A visualization tool for exploratory data analysis of metagenomic data
BURRITO has several options for uploading and viewing datasets. Each data file must be formatted as shown in the examples linked below.
The first taxa-function linking method only requires the user to upload a table of taxonomic abundances that uses Greengenes v13.5 (McDonald et al 2012) 97% OTU IDs as produced by QIIME or similar programs. The burrito server then uses the PICRUSt (Langille et al, 2013) approach to generate taxonomy-function links and estimated functional profiles. The column of taxon IDs must come as the first column in the table.
Example (With Greengenes OTU IDs)
The user can provide a custom tree describing the hierarchical relationships between taxa (by default the visualization uses the Greengenes taxonomy). All taxa in the taxonomic abundance table must have a unique row in the corresponding taxonomic hierarchy file.
Once finished with all taxonomic data upload options, the user selects a taxonomic hierarchy level to which the data will be summarized. If the user chooses the highest level of resolution (e.g. OTU), the visualization will display function attributions down to the level of individual OTUs. However, by choosing a lower-resolution level the visualization will load faster, be more responsive, and use less memory.
BURRITO will optionally compare taxa-based estimated functional abundances with a second, paired dataset of measured function abundances (for example, directly annotated and quantified from shotgun metagenomic data). To select this option, the user must upload a data file of function abundances with the first column listing function IDs (KEGG Orthologs (KOs) if using the default functional hierarchy) and subsequent columns detailing the abundances of each function in each sample.
The column names must correspond exactly with the sample names used in other data files.
The second taxa-function linking method allows the user to provide their own genome annotation table for the taxa in their taxonomic abundance table. Using this method, the taxonomic abundance table can use any taxon IDs (they not limited to Greengenes 97% OTU IDs).
The columns must appear in the same order as in the example. The taxon IDs must match those found in the associated taxonomic abundance table. All taxa must have some information in the genome content file.
The third taxa-function linking method allows the user to supply their own table of taxon-specific function abundances in the same format as the output generated by using the PICRUSt metagenome_contributions.py script.

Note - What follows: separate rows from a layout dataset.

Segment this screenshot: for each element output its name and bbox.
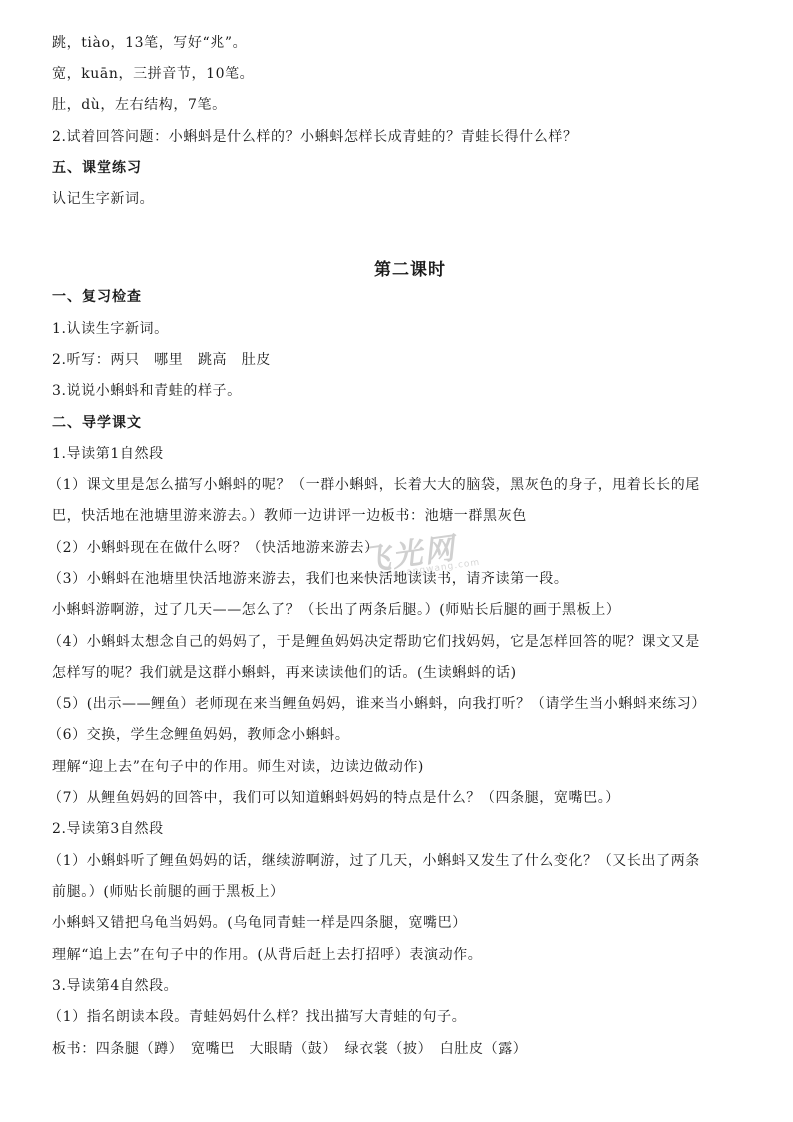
text-line: （5）(出示——鲤鱼）老师现在来当鲤鱼妈妈，谁来当小蝌蚪，向我打听？（请学生当小… [48, 695, 706, 713]
text-line: 认记生字新词。 [52, 190, 154, 208]
text-line: （4）小蝌蚪太想念自己的妈妈了，于是鲤鱼妈妈决定帮助它们找妈妈，它是怎样回答的呢… [48, 633, 700, 651]
text-line: （6）交换，学生念鲤鱼妈妈，教师念小蝌蚪。 [48, 726, 350, 744]
list-item: 2.听写：两只 哪里 跳高 肚皮 [52, 351, 271, 369]
text-line: 2.试着回答问题：小蝌蚪是什么样的？小蝌蚪怎样长成青蛙的？青蛙长得什么样？ [52, 128, 578, 146]
list-item: 3.说说小蝌蚪和青蛙的样子。 [52, 382, 242, 400]
text-line: 宽，kuān，三拼音节，10笔。 [52, 65, 254, 83]
section-heading: 一、复习检查 [52, 288, 142, 306]
blackboard-notes: 板书：四条腿（蹲） 宽嘴巴 大眼睛（鼓） 绿衣裳（披） 白肚皮（露） [52, 1040, 527, 1058]
text-line: 跳，tiào，13笔，写好“兆”。 [52, 34, 247, 52]
subsection-title: 1.导读第1自然段 [52, 445, 164, 463]
text-line: 前腿。）(师贴长前腿的画于黑板上） [52, 883, 285, 901]
subsection-title: 3.导读第4自然段。 [52, 977, 178, 995]
page-title: 第二课时 [52, 255, 768, 280]
section-heading: 二、导学课文 [52, 414, 142, 432]
subsection-title: 2.导读第3自然段 [52, 820, 164, 838]
text-line: 怎样写的呢？我们就是这群小蝌蚪，再来读读他们的话。(生读蝌蚪的话) [52, 664, 517, 682]
text-line: （1）小蝌蚪听了鲤鱼妈妈的话，继续游啊游，过了几天，小蝌蚪又发生了什么变化？（又… [48, 852, 700, 870]
text-line: （1）课文里是怎么描写小蝌蚪的呢？（一群小蝌蚪，长着大大的脑袋，黑灰色的身子，甩… [48, 476, 700, 494]
section-heading: 五、课堂练习 [52, 159, 142, 177]
list-item: 1.认读生字新词。 [52, 320, 169, 338]
text-line: （3）小蝌蚪在池塘里快活地游来游去，我们也来快活地读读书，请齐读第一段。 [48, 570, 569, 588]
text-line: 理解“追上去”在句子中的作用。(从背后赶上去打招呼）表演动作。 [52, 946, 482, 964]
text-line: 理解“迎上去”在句子中的作用。师生对读，边读边做动作) [52, 758, 424, 776]
text-line: 小蝌蚪又错把乌龟当妈妈。(乌龟同青蛙一样是四条腿，宽嘴巴） [52, 914, 467, 932]
text-line: 巴，快活地在池塘里游来游去。）教师一边讲评一边板书：池塘一群黑灰色 [52, 507, 527, 525]
text-line: 肚，dù，左右结构，7笔。 [52, 96, 227, 114]
text-line: 小蝌蚪游啊游，过了几天——怎么了？（长出了两条后腿。）(师贴长后腿的画于黑板上） [52, 601, 620, 619]
text-line: （1）指名朗读本段。青蛙妈妈什么样？找出描写大青蛙的句子。 [48, 1008, 466, 1026]
text-line: （2）小蝌蚪现在在做什么呀？（快活地游来游去） [48, 539, 379, 557]
text-line: （7）从鲤鱼妈妈的回答中，我们可以知道蝌蚪妈妈的特点是什么？（四条腿，宽嘴巴。） [48, 789, 620, 807]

The columns must appear in the same order as in the example. The taxon IDs and sample names must appropriately match those found in the taxonomic abundance table.
The user can provide a custom tree describing the hierarchical relationships between functions (by default the visualization uses the KEGG BRITE hierarchy (Kanehisa and Goto, 2000). This file must be in the same format as the example.
Once finished with all functional data upload options, the user selects a function hierarchy level to which the data will be summarized. As with the taxonomic summary level, any level can be chosen, but choosing a lower-resolution level may increase performance.
Warning: The BRITE hierarchy (used by default) maps single KOs to multiple subpathways. Because BURRITO’s tree visualization assumes there are no such many-to-one hierarchical mappings, BURRITO will not display functional data at the KO level under the default settings. If using a custom hierarchy that maps a higher-resolution function level to multiple lower-resolution levels, the user should select a summary level with exclusively unique mappings. For lower levels, for example for KOs that belong to multiple pathways, BURRITO will assign their abundance fractionally to each linked pathway.
The user can provide a sample grouping table linking samples to different groupings or factors (e.g. cases vs. controls) in the format shown in the example. Any column of the table can then be selected as the variable used to group and color samples in the visualization. If the grouping variable is binary, BURRITO will also perform a basic differential abundance analysis of taxonomic and functional differences between the two groups. See Exporting Figures and Data from BURRITO for more details.
Alternatively, users can select an option to sort samples alphabetically by sample ID.